Sugar Farmers Reject Bid To Remove Key Defendants From False Advertising Lawsuit Against Corn Processors
LOS ANGELES, Feb. 7, 2012 /PRNewswire/ -- Attorneys for the Sugar Association and sugar farmers it represents late Monday filed papers in federal court accusing members of the Corn Refiners Association (CRA) of attempting to evade liability for their roles in the creation and sponsorship of false advertising by the CRA about the sweetener high-fructose-corn-syrup (HFCS). Those claims by the CRA, which equate HFCS to natural sugar, have been made in a multi-million dollar advertising campaign underwritten by agricultural giants Archer-Daniels-Midland, Cargill and their allies, who are members of the CRA.

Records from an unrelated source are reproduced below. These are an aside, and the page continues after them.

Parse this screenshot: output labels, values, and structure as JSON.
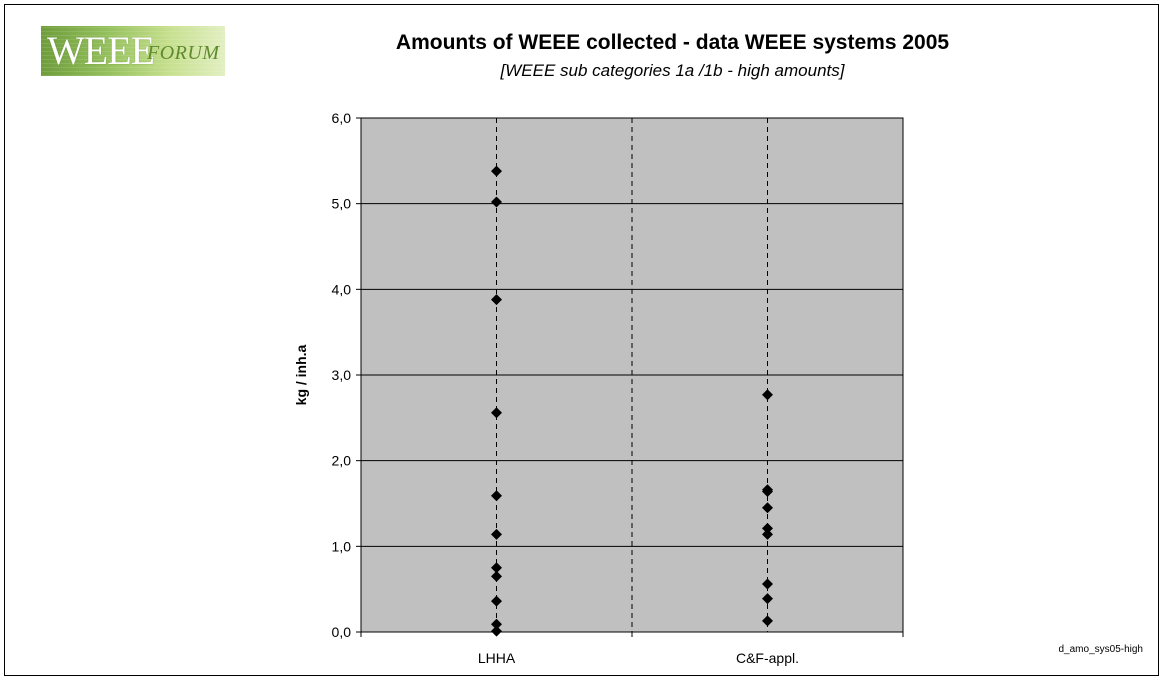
{
  "logo": {
    "main_text": "WEEE",
    "sub_text": "FORUM"
  },
  "footnote": "d_amo_sys05-high",
  "chart_data": {
    "type": "scatter",
    "title": "Amounts of WEEE collected - data WEEE systems 2005",
    "subtitle": "[WEEE sub categories 1a /1b - high amounts]",
    "xlabel": "",
    "ylabel": "kg / inh.a",
    "categories": [
      "LHHA",
      "C&F-appl."
    ],
    "ylim": [
      0,
      6
    ],
    "yticks": [
      "0,0",
      "1,0",
      "2,0",
      "3,0",
      "4,0",
      "5,0",
      "6,0"
    ],
    "grid": true,
    "legend": "none",
    "plot_background": "#c0c0c0",
    "marker_color": "#000000",
    "series": [
      {
        "category": "LHHA",
        "values": [
          5.38,
          5.02,
          3.88,
          2.56,
          1.59,
          1.14,
          0.75,
          0.65,
          0.36,
          0.09,
          0.01
        ]
      },
      {
        "category": "C&F-appl.",
        "values": [
          2.77,
          1.66,
          1.64,
          1.45,
          1.21,
          1.14,
          0.56,
          0.39,
          0.13
        ]
      }
    ]
  }
}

Federal Judge Consuelo B. Marshall already has ruled that the sugar farmers have shown "a reasonable probability of success on their argument that the statements are false," a conclusion to which a recent study in Metabolism lends additional scientific support. In their new filing, the sugar farmers allege that although several corporate members of the CRA voluntarily chose to fund, and "set the advertising campaign in motion and control it," in a "collaborative effort," they now seek to avoid the consequences of those acts. The new filing argues that these companies devised a "strategy to escape liability for their roles in the misconduct" in which they seek to "hide behind an inadequately capitalized trade association they control, govern and fund."
"The legal strategy of Archer-Daniels-Midland, Cargill and the other manufacturers of HFCS seems to borrow from the false advertising script by trying to paint the lawsuit as something that it is not," said the farmers' lead attorney, Adam Fox of Squire Sanders in Los Angeles. "These companies are trying to run away from the charges against them and the liability that goes with it."
Both sides are expected to be back in front of Judge Marshall next month.